First, calculate probabilities of each prize:
\[ P(\text{₹200}) = \frac{1}{600} \] \[ P(\text{₹100}) = \frac{4}{600} = \frac{1}{150} \] \[ P(\text{₹50}) = \frac{6}{600} = \frac{1}{100} \] \[ P(\text{₹0}) = \frac{600-1-4-6}{600} = \frac{589}{600} \]
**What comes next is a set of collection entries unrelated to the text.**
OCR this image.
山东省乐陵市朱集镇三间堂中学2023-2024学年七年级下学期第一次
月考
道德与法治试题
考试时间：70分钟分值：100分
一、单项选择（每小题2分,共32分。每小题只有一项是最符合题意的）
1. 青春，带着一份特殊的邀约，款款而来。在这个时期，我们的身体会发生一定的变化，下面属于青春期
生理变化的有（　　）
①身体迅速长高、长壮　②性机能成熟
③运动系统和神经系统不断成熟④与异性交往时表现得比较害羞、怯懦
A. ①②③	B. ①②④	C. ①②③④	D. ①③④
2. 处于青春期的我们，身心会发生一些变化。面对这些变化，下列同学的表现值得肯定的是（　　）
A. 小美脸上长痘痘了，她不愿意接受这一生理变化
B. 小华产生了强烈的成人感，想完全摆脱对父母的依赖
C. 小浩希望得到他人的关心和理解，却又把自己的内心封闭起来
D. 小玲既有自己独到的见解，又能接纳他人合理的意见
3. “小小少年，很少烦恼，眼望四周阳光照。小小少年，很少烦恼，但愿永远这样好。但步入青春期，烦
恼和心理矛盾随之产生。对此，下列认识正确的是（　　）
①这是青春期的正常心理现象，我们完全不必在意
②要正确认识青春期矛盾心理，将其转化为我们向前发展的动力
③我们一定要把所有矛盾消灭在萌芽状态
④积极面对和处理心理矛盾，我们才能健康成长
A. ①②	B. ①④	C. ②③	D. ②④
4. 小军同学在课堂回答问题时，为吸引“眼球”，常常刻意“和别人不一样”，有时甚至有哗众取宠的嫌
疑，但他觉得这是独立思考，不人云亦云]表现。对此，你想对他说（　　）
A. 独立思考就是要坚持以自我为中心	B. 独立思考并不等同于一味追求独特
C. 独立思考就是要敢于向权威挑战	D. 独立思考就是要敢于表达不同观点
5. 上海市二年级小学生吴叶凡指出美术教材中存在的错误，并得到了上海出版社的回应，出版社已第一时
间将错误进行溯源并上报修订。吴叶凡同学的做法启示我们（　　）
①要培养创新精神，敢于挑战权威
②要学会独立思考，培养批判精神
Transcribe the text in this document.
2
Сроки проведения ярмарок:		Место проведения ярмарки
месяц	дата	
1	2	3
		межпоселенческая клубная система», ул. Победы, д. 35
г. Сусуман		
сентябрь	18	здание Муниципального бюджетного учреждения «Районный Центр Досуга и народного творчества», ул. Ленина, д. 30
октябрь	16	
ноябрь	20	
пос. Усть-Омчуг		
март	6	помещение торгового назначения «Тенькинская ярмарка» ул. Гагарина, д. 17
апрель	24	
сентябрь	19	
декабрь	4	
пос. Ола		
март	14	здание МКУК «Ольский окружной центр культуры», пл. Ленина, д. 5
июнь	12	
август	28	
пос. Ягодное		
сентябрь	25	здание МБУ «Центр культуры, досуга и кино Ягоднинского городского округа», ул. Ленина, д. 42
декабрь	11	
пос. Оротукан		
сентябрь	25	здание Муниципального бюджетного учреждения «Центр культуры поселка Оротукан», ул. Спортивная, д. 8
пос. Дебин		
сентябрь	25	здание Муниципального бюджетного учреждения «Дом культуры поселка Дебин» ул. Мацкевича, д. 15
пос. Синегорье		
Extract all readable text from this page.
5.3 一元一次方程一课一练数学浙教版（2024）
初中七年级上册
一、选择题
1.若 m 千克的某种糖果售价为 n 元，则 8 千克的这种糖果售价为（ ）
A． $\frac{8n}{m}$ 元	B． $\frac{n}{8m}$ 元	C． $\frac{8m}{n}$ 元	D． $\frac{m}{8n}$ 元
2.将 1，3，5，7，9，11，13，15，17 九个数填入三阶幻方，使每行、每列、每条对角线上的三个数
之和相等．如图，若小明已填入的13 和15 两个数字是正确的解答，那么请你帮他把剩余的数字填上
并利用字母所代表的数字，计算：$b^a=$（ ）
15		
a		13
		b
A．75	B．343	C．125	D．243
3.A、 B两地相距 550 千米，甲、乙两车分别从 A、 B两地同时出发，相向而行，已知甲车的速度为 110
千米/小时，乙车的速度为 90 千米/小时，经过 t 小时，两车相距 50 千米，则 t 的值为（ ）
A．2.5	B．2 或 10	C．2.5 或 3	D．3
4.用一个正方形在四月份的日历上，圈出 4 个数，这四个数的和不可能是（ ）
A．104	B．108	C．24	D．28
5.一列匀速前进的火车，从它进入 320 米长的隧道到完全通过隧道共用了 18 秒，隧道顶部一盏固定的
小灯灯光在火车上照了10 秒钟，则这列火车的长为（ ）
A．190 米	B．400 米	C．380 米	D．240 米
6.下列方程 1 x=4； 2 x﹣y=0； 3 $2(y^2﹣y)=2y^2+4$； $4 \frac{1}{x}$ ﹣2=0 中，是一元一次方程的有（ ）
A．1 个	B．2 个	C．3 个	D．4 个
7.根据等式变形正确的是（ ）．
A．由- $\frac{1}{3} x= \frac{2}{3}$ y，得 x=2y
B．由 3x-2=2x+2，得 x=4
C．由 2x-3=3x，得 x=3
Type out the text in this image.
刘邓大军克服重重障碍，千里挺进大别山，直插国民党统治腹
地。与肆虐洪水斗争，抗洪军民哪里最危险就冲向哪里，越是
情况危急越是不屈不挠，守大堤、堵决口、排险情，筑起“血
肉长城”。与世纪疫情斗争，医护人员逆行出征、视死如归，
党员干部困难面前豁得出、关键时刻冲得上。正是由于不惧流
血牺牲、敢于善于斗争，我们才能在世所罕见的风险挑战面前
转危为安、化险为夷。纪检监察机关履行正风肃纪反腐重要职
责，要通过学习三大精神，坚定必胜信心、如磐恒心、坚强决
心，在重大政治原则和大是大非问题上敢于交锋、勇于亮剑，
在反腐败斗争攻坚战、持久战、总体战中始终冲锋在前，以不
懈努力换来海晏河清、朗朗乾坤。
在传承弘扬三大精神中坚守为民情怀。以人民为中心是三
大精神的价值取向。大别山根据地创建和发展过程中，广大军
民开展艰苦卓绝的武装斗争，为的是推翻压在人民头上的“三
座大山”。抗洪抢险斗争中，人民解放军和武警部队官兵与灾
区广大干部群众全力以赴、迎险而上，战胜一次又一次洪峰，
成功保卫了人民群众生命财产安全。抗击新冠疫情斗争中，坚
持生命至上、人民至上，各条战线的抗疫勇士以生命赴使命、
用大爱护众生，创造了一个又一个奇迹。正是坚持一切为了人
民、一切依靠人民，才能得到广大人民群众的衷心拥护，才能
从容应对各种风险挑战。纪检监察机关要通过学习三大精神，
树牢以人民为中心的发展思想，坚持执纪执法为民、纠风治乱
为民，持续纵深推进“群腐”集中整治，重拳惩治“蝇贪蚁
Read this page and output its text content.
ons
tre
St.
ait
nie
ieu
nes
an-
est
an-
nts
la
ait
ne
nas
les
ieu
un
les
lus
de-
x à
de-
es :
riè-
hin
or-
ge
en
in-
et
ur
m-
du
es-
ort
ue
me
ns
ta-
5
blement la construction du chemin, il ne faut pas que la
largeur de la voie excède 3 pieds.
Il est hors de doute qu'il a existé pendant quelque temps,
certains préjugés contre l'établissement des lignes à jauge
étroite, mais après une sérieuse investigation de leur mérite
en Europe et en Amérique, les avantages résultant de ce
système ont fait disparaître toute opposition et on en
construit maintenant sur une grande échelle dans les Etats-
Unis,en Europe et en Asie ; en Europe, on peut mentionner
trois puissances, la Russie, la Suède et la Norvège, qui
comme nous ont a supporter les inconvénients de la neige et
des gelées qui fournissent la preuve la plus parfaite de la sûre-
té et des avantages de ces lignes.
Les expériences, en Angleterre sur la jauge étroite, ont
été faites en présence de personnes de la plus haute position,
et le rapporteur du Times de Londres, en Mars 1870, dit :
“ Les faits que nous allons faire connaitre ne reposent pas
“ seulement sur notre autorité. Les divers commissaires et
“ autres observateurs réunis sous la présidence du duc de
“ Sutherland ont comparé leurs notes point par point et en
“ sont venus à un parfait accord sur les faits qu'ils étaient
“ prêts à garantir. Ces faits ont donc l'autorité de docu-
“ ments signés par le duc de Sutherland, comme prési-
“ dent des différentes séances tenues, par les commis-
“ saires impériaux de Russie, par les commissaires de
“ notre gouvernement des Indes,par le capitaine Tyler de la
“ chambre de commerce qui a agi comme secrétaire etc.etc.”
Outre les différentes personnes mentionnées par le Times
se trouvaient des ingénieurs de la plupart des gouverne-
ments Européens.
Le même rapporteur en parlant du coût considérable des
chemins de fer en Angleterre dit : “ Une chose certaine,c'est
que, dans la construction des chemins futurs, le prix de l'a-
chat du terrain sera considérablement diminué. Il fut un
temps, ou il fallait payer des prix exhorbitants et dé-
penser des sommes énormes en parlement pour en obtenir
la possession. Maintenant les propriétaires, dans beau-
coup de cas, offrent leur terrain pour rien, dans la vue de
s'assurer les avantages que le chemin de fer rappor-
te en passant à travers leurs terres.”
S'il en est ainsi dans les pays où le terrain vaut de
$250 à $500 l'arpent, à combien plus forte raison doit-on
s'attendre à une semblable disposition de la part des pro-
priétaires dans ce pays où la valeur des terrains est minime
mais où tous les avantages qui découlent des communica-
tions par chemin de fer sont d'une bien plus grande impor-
Calculate expected winnings \(E[W]\):
\[ E[W] = 200 \times \frac{1}{600} + 100 \times \frac{1}{150} + 50 \times \frac{1}{100} + 0 \times \frac{589}{600} \] \[ = \frac{200}{600} + \frac{100}{150} + \frac{50}{100} + 0 \approx 0.3333 + 0.6667 + 0.50 = ₹1.50 \]
Calculate expected profit (winnings - cost):
\[ \text{Expected profit} = E[W] - \text{ticket cost} = ₹1.50 - ₹2.00 = -₹0.50 \]
Expected profit per ticket = -₹0.50 (a loss of 50 paise on average)
This negative expected value means on average, players lose money - which is how lotteries make profit! The difference between the ticket price and expected winnings is called the "house edge."